The new generation seems to be recuperating male flamenco dance after many years of female domination.  Now it’s young David Coria who last night gave an interesting recital at the Sala la Compañía.

This young dancer has magnificent preparation…like so many others nowadays when the level is very high.  But he is especially imaginative and creative, although it didn’t hurt to have the collaboration of Rafael Estévez and Valeriano Paños who are attributed with the “original idea”, “repertoire” and other assorted behind-the-scenes tasks.

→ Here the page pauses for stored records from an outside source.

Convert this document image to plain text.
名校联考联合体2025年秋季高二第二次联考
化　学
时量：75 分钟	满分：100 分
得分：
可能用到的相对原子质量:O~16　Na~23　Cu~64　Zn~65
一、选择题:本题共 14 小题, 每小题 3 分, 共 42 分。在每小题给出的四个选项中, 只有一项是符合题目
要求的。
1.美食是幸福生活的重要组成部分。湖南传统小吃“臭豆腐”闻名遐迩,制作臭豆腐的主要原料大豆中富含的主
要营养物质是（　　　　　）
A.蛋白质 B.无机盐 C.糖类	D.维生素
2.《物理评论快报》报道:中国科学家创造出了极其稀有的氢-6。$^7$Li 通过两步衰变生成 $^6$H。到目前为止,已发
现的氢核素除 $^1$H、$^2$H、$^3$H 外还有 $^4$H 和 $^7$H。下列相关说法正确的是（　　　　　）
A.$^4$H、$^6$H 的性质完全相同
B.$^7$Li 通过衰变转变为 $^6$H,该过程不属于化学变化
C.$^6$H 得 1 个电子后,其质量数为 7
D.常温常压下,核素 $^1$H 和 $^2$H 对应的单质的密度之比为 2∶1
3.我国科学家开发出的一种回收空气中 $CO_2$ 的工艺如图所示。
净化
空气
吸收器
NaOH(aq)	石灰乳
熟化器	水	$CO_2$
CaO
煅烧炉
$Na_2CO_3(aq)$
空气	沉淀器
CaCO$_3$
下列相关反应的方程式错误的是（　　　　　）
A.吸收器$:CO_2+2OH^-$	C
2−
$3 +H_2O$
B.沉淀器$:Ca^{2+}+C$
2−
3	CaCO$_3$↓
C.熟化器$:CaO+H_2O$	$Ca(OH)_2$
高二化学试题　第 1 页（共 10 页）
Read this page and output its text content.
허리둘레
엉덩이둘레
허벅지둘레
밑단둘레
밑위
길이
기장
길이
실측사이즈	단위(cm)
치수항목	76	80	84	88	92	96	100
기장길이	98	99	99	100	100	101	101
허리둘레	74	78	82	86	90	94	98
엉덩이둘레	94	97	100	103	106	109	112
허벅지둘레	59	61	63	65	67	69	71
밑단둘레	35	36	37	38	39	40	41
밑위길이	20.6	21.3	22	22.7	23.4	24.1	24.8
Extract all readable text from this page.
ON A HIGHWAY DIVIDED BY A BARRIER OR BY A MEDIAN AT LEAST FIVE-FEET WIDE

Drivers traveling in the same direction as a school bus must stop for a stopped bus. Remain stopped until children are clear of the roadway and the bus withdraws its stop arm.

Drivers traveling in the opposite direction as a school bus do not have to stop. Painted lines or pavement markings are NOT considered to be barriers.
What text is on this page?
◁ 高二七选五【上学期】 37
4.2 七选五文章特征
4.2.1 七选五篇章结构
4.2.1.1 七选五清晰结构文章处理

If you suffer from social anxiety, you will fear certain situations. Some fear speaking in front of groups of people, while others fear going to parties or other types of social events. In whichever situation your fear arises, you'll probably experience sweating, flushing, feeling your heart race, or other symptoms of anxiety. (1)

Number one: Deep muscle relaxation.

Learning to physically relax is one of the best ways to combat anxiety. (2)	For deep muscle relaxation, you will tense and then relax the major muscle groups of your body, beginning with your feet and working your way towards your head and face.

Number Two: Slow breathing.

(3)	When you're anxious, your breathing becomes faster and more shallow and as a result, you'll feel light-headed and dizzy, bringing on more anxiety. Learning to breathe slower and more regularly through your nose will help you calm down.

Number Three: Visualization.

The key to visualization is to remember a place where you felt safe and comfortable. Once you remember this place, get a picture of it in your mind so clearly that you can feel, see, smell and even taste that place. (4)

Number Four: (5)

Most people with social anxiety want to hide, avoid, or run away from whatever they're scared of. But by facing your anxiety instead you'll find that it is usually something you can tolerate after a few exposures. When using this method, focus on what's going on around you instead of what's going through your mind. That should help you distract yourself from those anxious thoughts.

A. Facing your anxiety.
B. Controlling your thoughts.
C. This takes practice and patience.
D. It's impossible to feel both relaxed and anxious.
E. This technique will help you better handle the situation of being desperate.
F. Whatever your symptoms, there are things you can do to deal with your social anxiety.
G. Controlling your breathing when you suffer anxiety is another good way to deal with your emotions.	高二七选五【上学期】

The work “Espiral” is painlessly conceptual.  Except for a few ill-advised segments, there’s good solid flamenco.  A subtle sub-text of the conflict between traditional and avant-garde is resolved by combining the two.  Noteworthy tangos include those of Piyayo, Triana and even garrotín, which is just another kind of tangos.  We hear a fragmented off-stage voice…”el Pelao”, “el Fati”, “Pagés del Corro”, and David dances farruca to the sound of a hammer and anvil.

David Coria - Festival de Jerez

Energy seeps out in some extended down-time.  A conventional soleá of Ana Morales has a light moment when David arrives and gestures as if forbidding her to do “that” kind of dancing.  A soleá of Carapiera makes the transition to cantiñas, and there is also sevillanas, and why not?  A strange final dance with David barefoot, wearing little bells on his wrists and ankles, is accompanied by some of the more unusual styles of fandangos de Huelva sung by David Sánchez “El Galli” and Matías López “El Mati”.  The interesting Jesús Guerrero provided the guitar accompaniment, and Jorge Pérez the percussion.




Palacio Villavicencio, 7:00pm

The most tranquil moment of Thursday at the Festival de Jerez, was at the Palacio Villavicencio with singer Segundo Falcón accompanied by Manolo Franco on guitar.  A real treat to have such fine artists, people from the “in-between” generation that came after Camarón, but without reaching today’s contemporary style.  Two flamenco gentlemen, elegant in their dress and manners, meticulous singing and guitar, full of dignity.  Segundo Falcón had some lovely words for Paco de Lucía, in addition to mentioning other recent losses in flamenco such as those of Juan El Torta, Félix Grande, María Bala and el Eléctrico.

Segundo Falcón & Manolo Franco

There was also an assortment of cantiñas, stylized malagueñas with abandolao, soleá of Triana, sweet as a caress, mining cante with tangos of Extremadura, caña and policaña with original twists and fandangos to end, with Segundo offering explanations and historical references between cantes.